Early Monsoon Yard Blog

I was at home just a week between tours, but I got a lot done, not just editing all the photos from the Galápagos. In the garden I sowed about a hundred black-eyed peas as a suggestion for a nitrogen-fixing green cover, and I bought another tomato plant (guess what happens when the landlord turns off the automatic drip timer and doesn’t water until it’s too late…). The first pea was out in just 4 days, a ton more after 5. It should be a veritable carpet when I get back.

I missed the 117.5°F temperature on the 19th, just as forecasted. But then we did get some nice  early rain. About 1 1/3 inches fell in a big storm the day before I came home, and then we had another 3/4 inch in two different long, slow night rains early in the week. So even before the traditional average starting date of the monsoon (July 5 in the past) we’ve received a third of the average allotment. Then again, we might night get any more the rest of the summer.

A big cholla cactus toppled from too much water, so I carefully chopped it up and worked it in into two big compost piles, layering with old straw, wind-blown leaves and bark from the Eucalyptus after the storm, and partially finished compost from the previous pile. That took parts of 3 days.

After the second long rain, this Incilius alvarius, Sonoran Giant Toad was on my doorstep eating the insects attracted to the porch light. It’s the first I’ve seen in the yard.
Incilius alvarius, Sonoran Giant Toad

This is what it left the next morning, which had Paul really guessing. It’s mostly indigestible beetle elytra and wings.
Incilius alvarius, Sonoran Giant Toad

This jeweled flower beetle is Acmaeodera gibbula, the first one I’ve seen in the yard; sadly it was dead in a hummingbird feeder moat, but there aren’t many flowers to be looking at yet.
Acmaeodera gibbula

My spearmint was doing really well, then just two days ago it suddenly looked like this, overnight.


I looked very carefully and found three little green caterpillars, and by using the handy “site:” search feature looked for the word mint at the MPG (moth photographers group) website.

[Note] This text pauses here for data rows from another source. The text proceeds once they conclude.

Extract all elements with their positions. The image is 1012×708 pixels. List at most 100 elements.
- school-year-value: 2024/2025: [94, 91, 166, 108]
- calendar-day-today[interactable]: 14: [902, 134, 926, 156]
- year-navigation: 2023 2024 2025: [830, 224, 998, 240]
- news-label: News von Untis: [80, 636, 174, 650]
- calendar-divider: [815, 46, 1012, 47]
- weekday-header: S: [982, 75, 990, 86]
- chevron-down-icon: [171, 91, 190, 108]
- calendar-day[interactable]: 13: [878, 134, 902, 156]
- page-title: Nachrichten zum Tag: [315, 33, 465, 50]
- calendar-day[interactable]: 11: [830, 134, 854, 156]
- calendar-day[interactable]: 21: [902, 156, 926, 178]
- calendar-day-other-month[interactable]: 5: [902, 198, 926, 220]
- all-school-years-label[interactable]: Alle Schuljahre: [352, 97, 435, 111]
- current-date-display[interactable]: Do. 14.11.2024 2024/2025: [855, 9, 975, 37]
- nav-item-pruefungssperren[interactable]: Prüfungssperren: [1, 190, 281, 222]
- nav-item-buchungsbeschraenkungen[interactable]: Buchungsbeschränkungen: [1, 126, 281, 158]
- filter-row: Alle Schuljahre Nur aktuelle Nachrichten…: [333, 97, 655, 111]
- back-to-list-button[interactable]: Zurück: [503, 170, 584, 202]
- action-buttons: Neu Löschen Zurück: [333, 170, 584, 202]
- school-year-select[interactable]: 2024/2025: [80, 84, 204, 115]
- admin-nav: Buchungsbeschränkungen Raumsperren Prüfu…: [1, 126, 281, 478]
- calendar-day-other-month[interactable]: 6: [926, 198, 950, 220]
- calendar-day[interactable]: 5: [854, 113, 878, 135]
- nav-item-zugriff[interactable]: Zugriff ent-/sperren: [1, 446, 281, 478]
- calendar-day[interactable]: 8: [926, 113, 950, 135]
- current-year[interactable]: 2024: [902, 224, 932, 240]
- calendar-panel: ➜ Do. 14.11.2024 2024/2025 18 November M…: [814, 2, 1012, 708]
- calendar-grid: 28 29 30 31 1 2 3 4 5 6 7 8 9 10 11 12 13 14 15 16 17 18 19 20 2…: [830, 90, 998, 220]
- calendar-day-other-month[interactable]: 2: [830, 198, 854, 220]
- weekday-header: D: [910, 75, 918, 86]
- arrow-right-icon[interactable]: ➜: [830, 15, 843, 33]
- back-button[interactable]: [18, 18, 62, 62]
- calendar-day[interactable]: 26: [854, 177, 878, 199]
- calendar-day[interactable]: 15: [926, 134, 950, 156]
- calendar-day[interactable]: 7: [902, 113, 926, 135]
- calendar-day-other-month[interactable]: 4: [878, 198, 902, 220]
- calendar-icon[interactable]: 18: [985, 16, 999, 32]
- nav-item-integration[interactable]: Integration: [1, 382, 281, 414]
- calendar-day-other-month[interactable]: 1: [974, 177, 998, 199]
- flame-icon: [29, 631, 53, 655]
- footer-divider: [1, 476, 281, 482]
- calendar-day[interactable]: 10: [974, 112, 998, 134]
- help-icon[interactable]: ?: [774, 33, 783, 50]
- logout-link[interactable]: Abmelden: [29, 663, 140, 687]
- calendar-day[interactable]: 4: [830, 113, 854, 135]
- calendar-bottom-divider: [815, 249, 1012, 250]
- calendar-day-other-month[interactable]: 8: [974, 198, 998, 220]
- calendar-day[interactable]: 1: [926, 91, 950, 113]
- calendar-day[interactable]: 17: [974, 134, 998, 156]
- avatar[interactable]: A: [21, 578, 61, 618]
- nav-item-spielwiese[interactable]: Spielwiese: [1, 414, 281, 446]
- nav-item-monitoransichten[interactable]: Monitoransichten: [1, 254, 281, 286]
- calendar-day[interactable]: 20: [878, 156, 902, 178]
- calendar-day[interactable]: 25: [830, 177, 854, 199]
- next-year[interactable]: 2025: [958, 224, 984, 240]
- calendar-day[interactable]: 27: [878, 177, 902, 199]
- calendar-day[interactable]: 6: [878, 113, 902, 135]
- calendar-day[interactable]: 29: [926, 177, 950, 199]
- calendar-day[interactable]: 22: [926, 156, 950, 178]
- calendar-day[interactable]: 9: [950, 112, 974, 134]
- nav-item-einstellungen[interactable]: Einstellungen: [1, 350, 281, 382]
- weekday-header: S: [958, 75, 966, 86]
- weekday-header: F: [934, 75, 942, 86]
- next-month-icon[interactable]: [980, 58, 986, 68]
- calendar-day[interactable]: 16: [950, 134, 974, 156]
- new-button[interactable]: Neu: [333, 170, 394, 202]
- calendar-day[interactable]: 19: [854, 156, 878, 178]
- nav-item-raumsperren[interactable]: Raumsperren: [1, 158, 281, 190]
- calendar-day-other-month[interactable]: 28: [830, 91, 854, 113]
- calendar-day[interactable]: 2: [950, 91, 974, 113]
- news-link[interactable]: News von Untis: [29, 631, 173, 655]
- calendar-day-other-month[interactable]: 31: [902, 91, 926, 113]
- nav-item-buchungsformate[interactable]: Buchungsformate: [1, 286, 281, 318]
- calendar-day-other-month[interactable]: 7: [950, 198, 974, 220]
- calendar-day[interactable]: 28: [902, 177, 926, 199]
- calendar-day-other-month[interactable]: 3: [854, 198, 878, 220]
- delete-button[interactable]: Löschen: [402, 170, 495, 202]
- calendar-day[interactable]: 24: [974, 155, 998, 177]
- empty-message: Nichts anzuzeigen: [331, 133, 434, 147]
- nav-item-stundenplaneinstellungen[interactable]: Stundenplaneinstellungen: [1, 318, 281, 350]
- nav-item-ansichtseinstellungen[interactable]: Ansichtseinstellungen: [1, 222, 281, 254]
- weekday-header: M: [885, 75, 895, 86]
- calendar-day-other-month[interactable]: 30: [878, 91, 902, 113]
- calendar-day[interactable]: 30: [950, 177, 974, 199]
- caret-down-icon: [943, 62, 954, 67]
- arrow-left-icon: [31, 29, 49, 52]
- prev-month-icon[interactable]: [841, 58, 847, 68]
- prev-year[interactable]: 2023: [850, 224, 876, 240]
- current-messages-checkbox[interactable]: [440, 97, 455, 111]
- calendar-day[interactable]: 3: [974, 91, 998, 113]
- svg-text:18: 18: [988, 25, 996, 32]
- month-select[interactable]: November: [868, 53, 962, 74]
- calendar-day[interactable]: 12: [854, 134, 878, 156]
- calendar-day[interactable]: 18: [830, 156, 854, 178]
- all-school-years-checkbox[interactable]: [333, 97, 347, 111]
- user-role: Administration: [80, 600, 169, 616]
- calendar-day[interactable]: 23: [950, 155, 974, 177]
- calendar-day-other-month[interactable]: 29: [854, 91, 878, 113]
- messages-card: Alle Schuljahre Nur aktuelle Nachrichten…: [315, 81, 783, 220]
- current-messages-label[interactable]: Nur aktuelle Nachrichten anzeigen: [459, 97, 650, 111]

After cross-checking with Bugguide, I’ve decided they almost have to be Pyrausta laticlavia, Southern Purple Mint Moth, though there are no photos of caterpillars online. Other mint-feeding Pyrausta species have similarly shaped caterpillars, though most have more distinctive stripes, and they don’t seem to be known from Arizona. In any event, I put them in a small jar with some leaf litter and sticks, capped it with cheese cloth, and will inspect it for moths when I return in 3 weeks. One had already started to pupate in a loose webbed cocoon yesterday.